Ketika saya melihat-lihat situasi yang ada di sana, saya bertemu dengan pemandu yang lain. Ia mengajak saya untuk berbincang di pinggir rawa yang cukup besar dengan pemandangan seperti ada di film laga dan background kerjaan zaman dahulu kala. Perbincangan kami diawali dengan rasa ingin tahu saya tentang sejarah keraton terbentuk, dan bagaimana sikap sultan kepada para pekerja di keraton. Para pekerja di keraton memiliki panggilan dan tugas masing-masing. Ada bagian kebersihan, juru kunci sejarah, dan ada bagian umum dimana ia diberi upah 35ribu rupiah per minggu. Mas Aji yang saya temui ini adalah bagian umum sama seperti Mas Parmin yang menjadi pemandu saya. Bagian umum ini merangkap bermacam-macam pekerjaan, mereka dapat ditempatkan di depan sebagai pemandu dan dapat di tempatkan di dalam sebagai orang yang mengurus keperluan sultan. Sultan bersikap sangat terbuka, beliau selalu bertanya bagaimana pendapat mereka dan selalu mengirim sms apabila ada sesuatu yang dibutuhkan. Budaya mereka sudah terbuka dengan adanya teknologi tetapi hanya sebatas pengetahuan tidak mengembangkannya. Mereka tetap mempertahankan budaya tradisionalnya. Teknologi menjadi fasilitas mereka bukan sebagai pegangan hidup mereka. 

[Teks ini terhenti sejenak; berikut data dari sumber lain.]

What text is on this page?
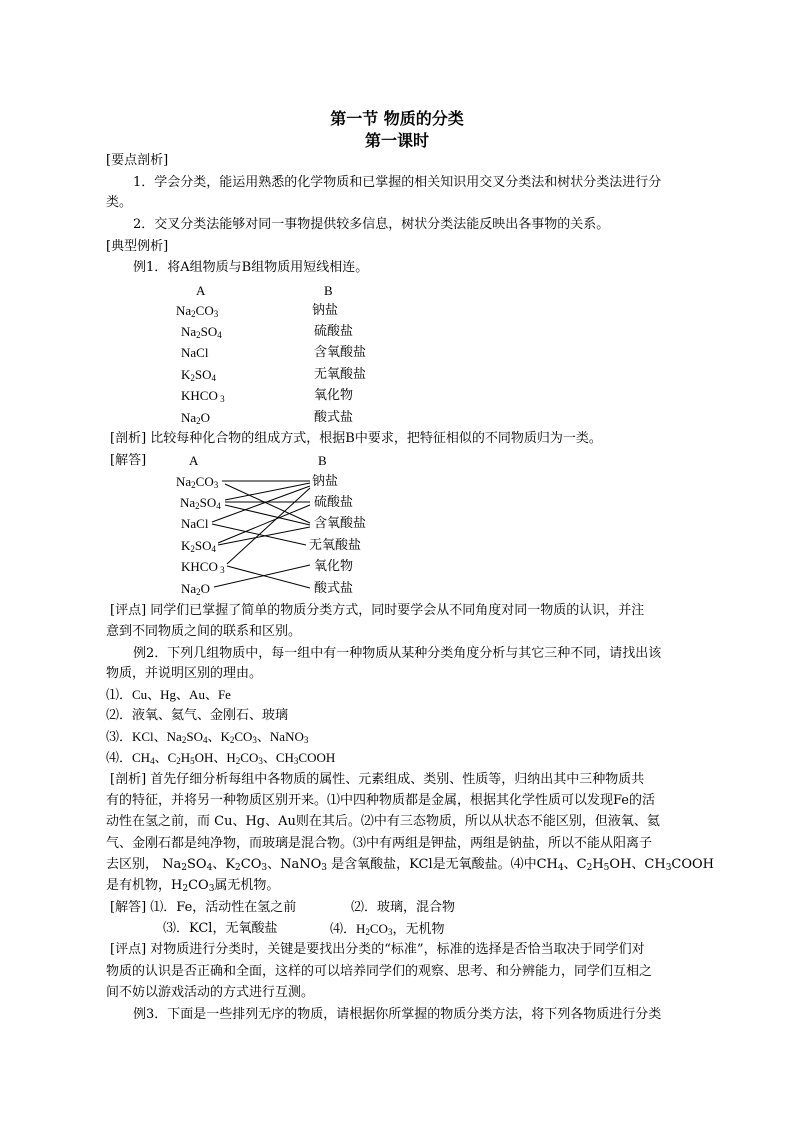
第一节 物质的分类
第一课时
[要点剖析]
1．学会分类，能运用熟悉的化学物质和已掌握的相关知识用交叉分类法和树状分类法进行分
类。
2．交叉分类法能够对同一事物提供较多信息，树状分类法能反映出各事物的关系。
[典型例析]
例1．将A组物质与B组物质用短线相连。
A	B
$Na_2CO_3$
$Na_2SO_4$
NaCl
$K_2SO_4$
KHCO $_3$
$Na_2O$
钠盐
硫酸盐
含氧酸盐
无氧酸盐
氧化物
酸式盐
[剖析] 比较每种化合物的组成方式，根据B中要求，把特征相似的不同物质归为一类。
[解答]	A	B
$Na_2CO_3$
$Na_2SO_4$
NaCl
$K_2SO_4$
KHCO $_3$
$Na_2O$
钠盐
硫酸盐
含氧酸盐
无氧酸盐
氧化物
酸式盐
[评点] 同学们已掌握了简单的物质分类方式，同时要学会从不同角度对同一物质的认识，并注
意到不同物质之间的联系和区别。
例2．下列几组物质中，每一组中有一种物质从某种分类角度分析与其它三种不同，请找出该
物质，并说明区别的理由。
⑴．Cu、Hg、Au、Fe
⑵．液氧、氦气、金刚石、玻璃
⑶．KCl、$Na_2SO_4$、$K_2CO_3$、NaNO$_3$
⑷．$CH_4$、$C_2H_5OH$、$H_2CO_3$、$CH_3COOH$
[剖析] 首先仔细分析每组中各物质的属性、元素组成、类别、性质等，归纳出其中三种物质共
有的特征，并将另一种物质区别开来。⑴中四种物质都是金属，根据其化学性质可以发现Fe的活
动性在氢之前，而 Cu、Hg、Au则在其后。⑵中有三态物质，所以从状态不能区别，但液氧、氦
气、金刚石都是纯净物，而玻璃是混合物。⑶中有两组是钾盐，两组是钠盐，所以不能从阳离子
去区别， $Na_2SO_4$、$K_2CO_3$、NaNO$_3$ 是含氧酸盐，KCl是无氧酸盐。⑷中$CH_4$、$C_2H_5OH$、$CH_3COOH$
是有机物，$H_2CO_3$属无机物。
[解答] ⑴．Fe，活动性在氢之前	⑵．玻璃，混合物
⑶．KCl，无氧酸盐	⑷．$H_2CO_3$，无机物
[评点] 对物质进行分类时，关键是要找出分类的“标准”，标准的选择是否恰当取决于同学们对
物质的认识是否正确和全面，这样的可以培养同学们的观察、思考、和分辨能力，同学们互相之
间不妨以游戏活动的方式进行互测。
例3．下面是一些排列无序的物质，请根据你所掌握的物质分类方法，将下列各物质进行分类
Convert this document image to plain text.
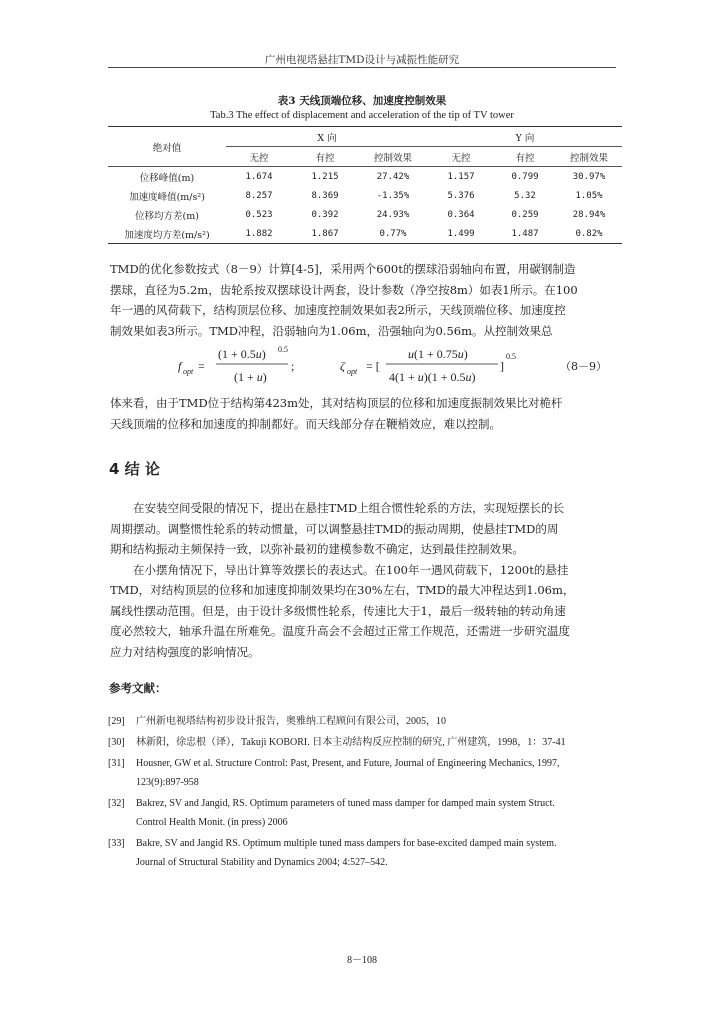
广州电视塔悬挂TMD设计与减振性能研究
表3 天线顶端位移、加速度控制效果
Tab.3 The effect of displacement and acceleration of the tip of TV tower
绝对值	X 向			Y 向		
	无控	有控	控制效果	无控	有控	控制效果
位移峰值(m)	1.674	1.215	27.42%	1.157	0.799	30.97%
加速度峰值(m/s²)	8.257	8.369	-1.35%	5.376	5.32	1.05%
位移均方差(m)	0.523	0.392	24.93%	0.364	0.259	28.94%
加速度均方差(m/s²)	1.882	1.867	0.77%	1.499	1.487	0.82%
TMD的优化参数按式（8－9）计算[4-5]，采用两个600t的摆球沿弱轴向布置，用碳钢制造
摆球，直径为5.2m，齿轮系按双摆球设计两套，设计参数（净空按8m）如表1所示。在100
年一遇的风荷载下，结构顶层位移、加速度控制效果如表2所示，天线顶端位移、加速度控
制效果如表3所示。TMD冲程，沿弱轴向为1.06m，沿强轴向为0.56m。从控制效果总
f opt =
(1 + 0.5u) 0.5
(1 + u)
;	ζ opt = [
u(1 + 0.75u)
4(1 + u)(1 + 0.5u)
]
0.5
（8－9）
体来看，由于TMD位于结构第423m处，其对结构顶层的位移和加速度振制效果比对桅杆
天线顶端的位移和加速度的抑制都好。而天线部分存在鞭梢效应，难以控制。
4 结 论
　　在安装空间受限的情况下，提出在悬挂TMD上组合惯性轮系的方法，实现短摆长的长
周期摆动。调整惯性轮系的转动惯量，可以调整悬挂TMD的振动周期，使悬挂TMD的周
期和结构振动主频保持一致，以弥补最初的建模参数不确定，达到最佳控制效果。
　　在小摆角情况下，导出计算等效摆长的表达式。在100年一遇风荷载下，1200t的悬挂
TMD，对结构顶层的位移和加速度抑制效果均在30%左右，TMD的最大冲程达到1.06m，
属线性摆动范围。但是，由于设计多级惯性轮系，传速比大于1，最后一级转轴的转动角速
度必然较大，轴承升温在所难免。温度升高会不会超过正常工作规范，还需进一步研究温度
应力对结构强度的影响情况。
参考文献：
[29] 广州新电视塔结构初步设计报告，奥雅纳工程顾问有限公司，2005，10
[30] 林新阳，徐忠根（译），Takuji KOBORI. 日本主动结构反应控制的研究, 广州建筑，1998，1：37-41
[31] Housner, GW et al. Structure Control: Past, Present, and Future, Journal of Engineering Mechanics, 1997,
123(9):897-958
[32] Bakrez, SV and Jangid, RS. Optimum parameters of tuned mass damper for damped main system Struct.
Control Health Monit. (in press) 2006
[33] Bakre, SV and Jangid RS. Optimum multiple tuned mass dampers for base-excited damped main system.
Journal of Structural Stability and Dynamics 2004; 4:527–542.
8－108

Saya duduk santai di aula yang luas ditemani oleh rekan saya Arwinda Pritami Yahya, Mas Parmin, dan Mas Usman yang adalah ketua abdi dalam bagian umum. Mas usman adaalah kakak dari Mas aji yang tugasnya memberi perintah kepada bagian umum seperti Mas Parmin. Mas Parmin yang berumur 22 tahun memiliki pengalam pernah kabur dari tempat ini dikarenakan tidak percaya akan hidup bahagia ditamabah dengan uang saku hanya beberapa ribu rupiah saja. Namun ia kembali lagi, merasa Keraton ini adalah rumah bagi dia.

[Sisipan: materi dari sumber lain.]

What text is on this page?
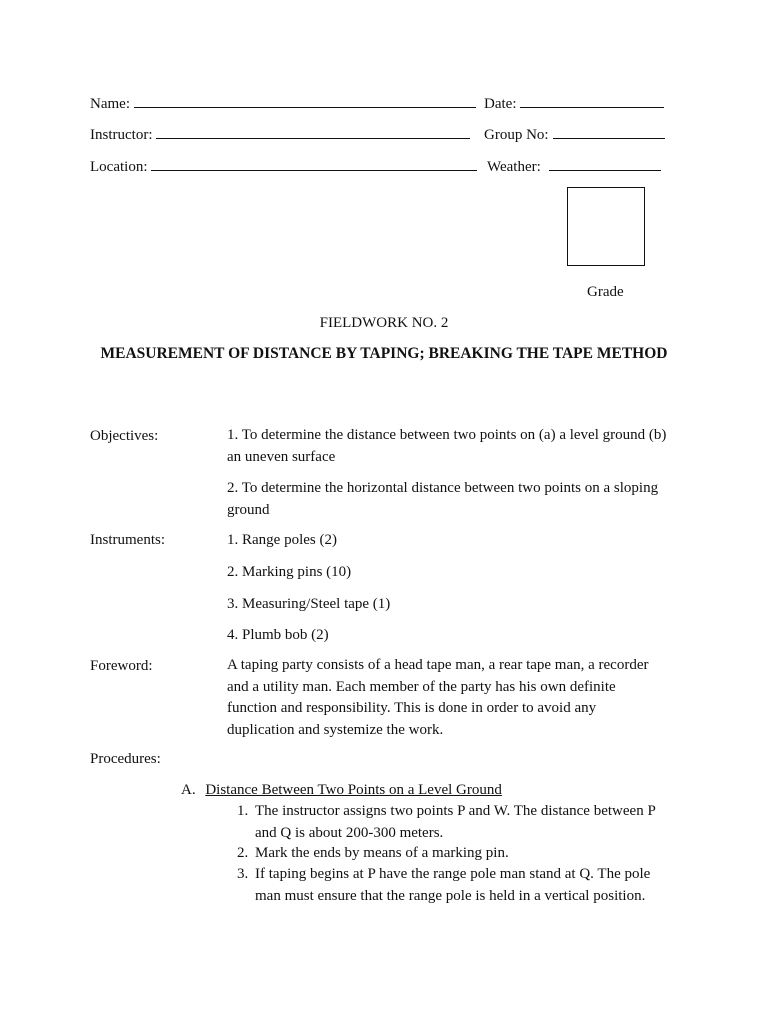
Name:	Date:
Instructor:	Group No:
Location:	Weather:
Grade
FIELDWORK NO. 2
MEASUREMENT OF DISTANCE BY TAPING; BREAKING THE TAPE METHOD
Objectives:	1. To determine the distance between two points on (a) a level ground (b) an uneven surface
2. To determine the horizontal distance between two points on a sloping ground
Instruments:	1. Range poles (2)
2. Marking pins (10)
3. Measuring/Steel tape (1)
4. Plumb bob (2)
Foreword:	A taping party consists of a head tape man, a rear tape man, a recorder and a utility man. Each member of the party has his own definite function and responsibility. This is done in order to avoid any duplication and systemize the work.
Procedures:
A. Distance Between Two Points on a Level Ground
1. The instructor assigns two points P and W. The distance between P and Q is about 200-300 meters.
2. Mark the ends by means of a marking pin.
3. If taping begins at P have the range pole man stand at Q. The pole man must ensure that the range pole is held in a vertical position.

Kami dibocorkan tentang hal menarik di sini yaitu membuat nasi jimat yang dibuat hanya setahun sekali dan hanya dibuat ketika Maulud Nabi tiba. Nasi jimat ini berwarna putih dan merah, sayang sekali kami tidak bisa nasi tersebut, namun kami diajak ke lokasi dapur pembuatannya. Saya merasa terhormat karena tidak semua orang dapat memasuki situs ini. Di tempat ini juga ada tempat kerajinan kayu miliki Ratu Eka. Aura mistik yang kental membuat saya merinding di tempat ini. Saya hanya boleh melihat-lihat dari luar saja. Saya terkejut, di dapur ini tidak ada apa-apa tetapi mereka dapat membuat nasi jimat. Bagiamana cara membuatnya? hmmm... Hanya mereka yang tahu. 

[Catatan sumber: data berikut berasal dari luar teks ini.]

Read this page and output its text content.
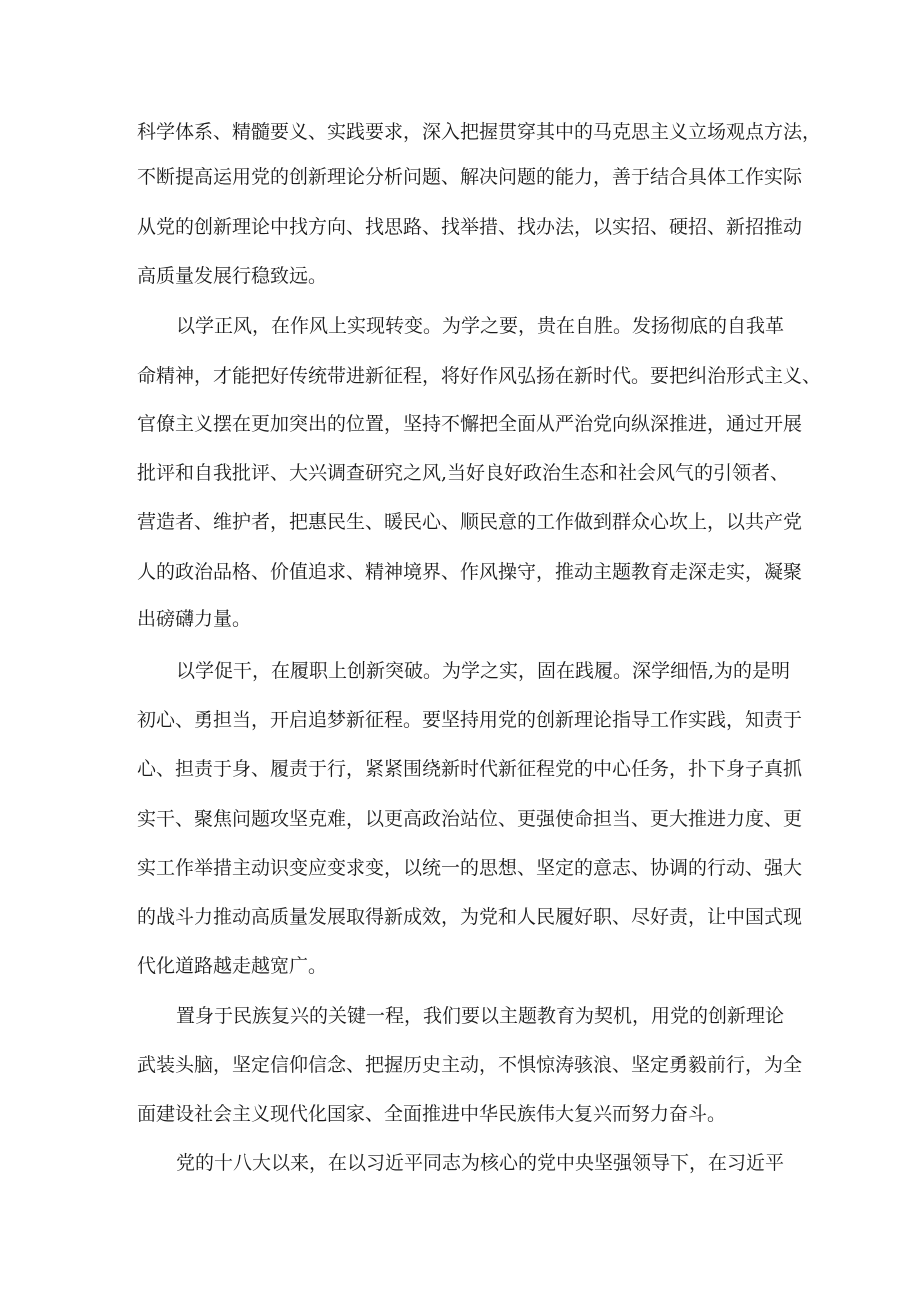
科学体系、精髓要义、实践要求，深入把握贯穿其中的马克思主义立场观点方法，
不断提高运用党的创新理论分析问题、解决问题的能力，善于结合具体工作实际
从党的创新理论中找方向、找思路、找举措、找办法，以实招、硬招、新招推动
高质量发展行稳致远。
以学正风，在作风上实现转变。为学之要，贵在自胜。发扬彻底的自我革
命精神，才能把好传统带进新征程，将好作风弘扬在新时代。要把纠治形式主义、
官僚主义摆在更加突出的位置，坚持不懈把全面从严治党向纵深推进，通过开展
批评和自我批评、大兴调查研究之风,当好良好政治生态和社会风气的引领者、
营造者、维护者，把惠民生、暖民心、顺民意的工作做到群众心坎上，以共产党
人的政治品格、价值追求、精神境界、作风操守，推动主题教育走深走实，凝聚
出磅礴力量。
以学促干，在履职上创新突破。为学之实，固在践履。深学细悟,为的是明
初心、勇担当，开启追梦新征程。要坚持用党的创新理论指导工作实践，知责于
心、担责于身、履责于行，紧紧围绕新时代新征程党的中心任务，扑下身子真抓
实干、聚焦问题攻坚克难，以更高政治站位、更强使命担当、更大推进力度、更
实工作举措主动识变应变求变，以统一的思想、坚定的意志、协调的行动、强大
的战斗力推动高质量发展取得新成效，为党和人民履好职、尽好责，让中国式现
代化道路越走越宽广。
置身于民族复兴的关键一程，我们要以主题教育为契机，用党的创新理论
武装头脑，坚定信仰信念、把握历史主动，不惧惊涛骇浪、坚定勇毅前行，为全
面建设社会主义现代化国家、全面推进中华民族伟大复兴而努力奋斗。
党的十八大以来，在以习近平同志为核心的党中央坚强领导下，在习近平
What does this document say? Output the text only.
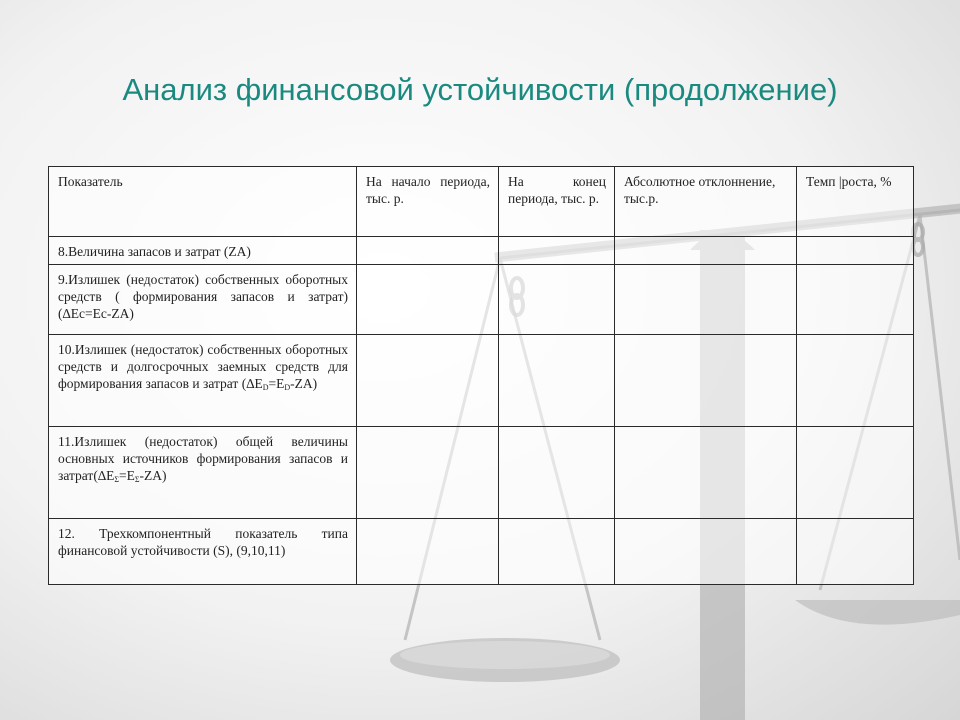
Анализ финансовой устойчивости (продолжение)
Показатель	На начало периода, тыс. р.	На конец периода, тыс. р.	Абсолютное отклоннение, тыс.р.	Темп |роста, %
8.Величина запасов и затрат (ZA)				
9.Излишек (недостаток) собственных оборотных средств ( формирования запасов и затрат) (∆Ес=Ес-ZA)				
10.Излишек (недостаток) собственных оборотных средств и долгосрочных заемных средств для формирования запасов и затрат $(\Delta Е_D=Е_D-ZA)$				
11.Излишек (недостаток) общей величины основных источников формирования запасов и $затрат(\Delta Е_\Sigma=Е_\Sigma-ZA)$				
12. Трехкомпонентный показатель типа финансовой устойчивости (S), (9,10,11)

Perjalanan saya pada hari ini sangatlah menyenangkan, saya mendapat pengalaman yang seru dan mengajari saya banyak hal. Budaya Keraton Kasepuhan mengajari saya bagaimana menghormati agama lain, yang seharusnya masyarakat umum tahu bahwa sejak dahulu kala menghormati dan hidup berdampingan dengan suku, ras, agama yang berbeda. Dibuktikan dengan pernikahan Gunung Jati dengan Putri Ong Tien dari suku Cina yang tinggal di cirebon. Budaya menjaga sopan santun juga sangat di perhatikan. Wanita dilarang masuk ke dalam Keraton Pakungwati dikarenakan wanita tidak muhrim dan wanita mengalami dating bulan. Keraton Kasepuhan mengajari saya banyak hal. 

Mas Parmin dan Mas Usman
Abdi Dalam yang setia dan bersungguh-sungguh menjaga budaya keraton menginspirasi saya untuk menjaga budaya di mana saya tinggal. Hati yang bersih menjaga kita dari nafsu diri.Tidak ada perang manusia dengan manusia lagi, tapi perang dengan diri sendiri. Sebagai Generasi muda Indonesia, mengenal budaya bangsa sendiri adalah hal yang sulit. Budaya populer hadir di tengah-tengah kehidupan generasi muda yang membutakan mata hati kita. Keraton Kasepuhan menjadi saksi dimana kota Cirebon menghargai budaya lain, dan menerima perbedaan yang bisa menjadi panutan dalam hidup kita. Keluarga keraton yang terbuka membuat masyarakat Cirebon mudah mengenal asal usul kota cirebon namun rasa ingin tahu masyarakat mulai padam tentang budaya tradisional IndonesiaMelalui budaya kita akan mempelajari banyak hal, bukan hanya sejarah, tapi nasihat dari nenek moyang kita.